Preventing abuse of a RESTful Web API (can the server trust the remote IP address?)

I’m designing a RESTful API for my organization. We do use password-based authentication, which generates tokens. One part of our API requires that the users be physically in the office, i.e. there is no use case where someone would need to be using those particular endpoints while working remotely. (It has to do with a physical check-in card-scanning scenario.)

We’re writing the REST API in ASP Web API, so my first inclination was simply to check the Request object to see what the remote IP address is, and only allow access to the given resource if that IP address falls within a whitelist. (For those calls which should be restricted)

My co-worker, however, believes this to be insecure. He believes there are ways to abuse HTTP in such a way that a malicious client could cause ASP.NET to report the incorrect remote IP address; therefore, he feels as long as someone knows the valid range of addresses (e.g. a worker could simply “ipconfig” on their machine while in the office to determine a valid IP), that person could abuse the API and access it from anywhere.

He suggests, instead, depending solely on a client secret.
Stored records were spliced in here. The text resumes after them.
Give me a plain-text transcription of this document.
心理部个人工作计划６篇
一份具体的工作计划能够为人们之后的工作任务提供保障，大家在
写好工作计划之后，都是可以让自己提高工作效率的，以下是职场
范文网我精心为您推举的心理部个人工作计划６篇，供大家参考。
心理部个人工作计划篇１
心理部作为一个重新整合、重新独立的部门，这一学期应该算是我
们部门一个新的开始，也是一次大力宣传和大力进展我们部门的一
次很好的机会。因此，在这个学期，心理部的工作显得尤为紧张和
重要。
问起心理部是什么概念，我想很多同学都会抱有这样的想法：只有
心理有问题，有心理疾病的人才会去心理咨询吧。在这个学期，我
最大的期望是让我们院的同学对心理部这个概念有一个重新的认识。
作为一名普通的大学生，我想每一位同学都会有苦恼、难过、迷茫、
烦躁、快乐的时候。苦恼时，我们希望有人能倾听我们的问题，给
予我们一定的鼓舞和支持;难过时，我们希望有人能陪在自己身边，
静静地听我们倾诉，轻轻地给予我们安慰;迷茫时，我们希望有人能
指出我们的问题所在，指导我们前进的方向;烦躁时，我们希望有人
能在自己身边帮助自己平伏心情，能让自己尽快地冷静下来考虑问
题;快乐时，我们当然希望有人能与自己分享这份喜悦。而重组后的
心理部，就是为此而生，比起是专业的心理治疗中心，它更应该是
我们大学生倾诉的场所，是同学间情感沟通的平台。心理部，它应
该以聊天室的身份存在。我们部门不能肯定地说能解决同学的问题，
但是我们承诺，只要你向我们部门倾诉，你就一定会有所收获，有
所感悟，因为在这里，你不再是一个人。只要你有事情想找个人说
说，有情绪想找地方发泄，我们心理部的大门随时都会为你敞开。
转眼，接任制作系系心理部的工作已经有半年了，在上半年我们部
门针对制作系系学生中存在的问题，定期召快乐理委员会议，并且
We’re already using password authentication, so that’s not the issue. What I’m not sure of is how we’d implement a client secret in such a way that 1. it could not be copied from one machine to another, and 2. that it couldn’t be accidentally removed. Obviously anything client-side would be in JavaScript so the “dev tools” console is the equivalent of a disassembler.

I have to feel that a combination of the two methods is at least a start – perhaps make the client secret involve the IP address in question, and then have the remote API check the client secret against the IP that the request appears to be coming from. (However, if a user can somehow copy the client secret, that won’t help anyway since they could just combine both hacking methods…) This also still does not answer how we would “pre-install” a client secret into the client. If we had the REST API provide a secret for later use, you’re back where you started – a malicious hacker could (apparently) spoof their IP and retrieve a secret they’re not supposed to have.

My understanding of TCP/IP tells me that it’s not possible to spoof your source IP address to anything you want and obtain a successful TCP connection. Since we’re using a whitelist, someone would have to somehow be able to spoof their IP from the outside to appear to be on our network and engage in a full TCP connection to the HTTP server. I don’t even think this is possible, but my co-worker still believes there’s a way to abuse the IP whitelist.

Which one of us is right? Or are neither of us right at all and there’s a completely different and better approach?

4

I believe IP spoofing is possible, but it is very difficult. You either need administrator access in one of the servers in the same subnet as the client, or access in one of the router between your server and the end server.

If you use HTTPS, the password based authentication would be enough, no one could capture the password in transit (assuming SSL vulnerabilities such as Heartbleed doesn’t apply to your server)

If don’t use HTTPS consider adding something extra, like token based authentication that combines hidden secret with some timestamp. OAuth as a standard could be used, but if you just need quick security you could think of your own simpler token-signing method.

2

I think that IP spoofing is much easier than explained in the other answer. This can be achieved without any admin right on your network. Just the right software (or some consumer grade devices). Even hardware MAC address isn’t reliable to whitelist devices. No, this approach isn’t protecting anything.

The client secret that you are talking about looks pretty much like a client certificate. You could opt for a hardware certificate (i.e. on an USB key), or a commercial certificate installed for the user account in a protected “certificate store”, or a temporary certificate (that’s acquired during the sign-on process, but this requires a local ca authority and is more complex to set-up).

Of course, such a client certificate makes only sense if nobody can intercept parts of it over the net. So this requires the set-up of a secured HTTPS communication (i.e. HTTP with TLS or SSL, which could also take care of client authentication).

Further reading:

  • Open Web Application Security Project: REST security cheat sheet
  • Authentication and security of a rest API using TLS

2

One way you can prevent this scenario is quite heavy handed.

You could introduce minimum latency for outbound connection, say 30 ms.

Within your internal network, you need to make sure that you do a series of cryptographic requests and response to measure latency, such that the access card must respond below the latency limit.

Thus the card has to be connected directly from inside your network for the scan to succeed.

Ways this could still be subverted:

  1. The rogue could install their own internet access point inside your network, bypassing the mandatory latency
  2. The rogue can extract the secret from the access card

Problems:

  1. Many legitimate applications are latency sensitive, or had worse experience with even minimal latency increase. For example, ssh, VoIP.
  2. The card has to be performant enough to do cryptographic operations within the time limit
  3. Adding even small latency can increase router hardware requirement

Personally, I wouldn’t bother with these.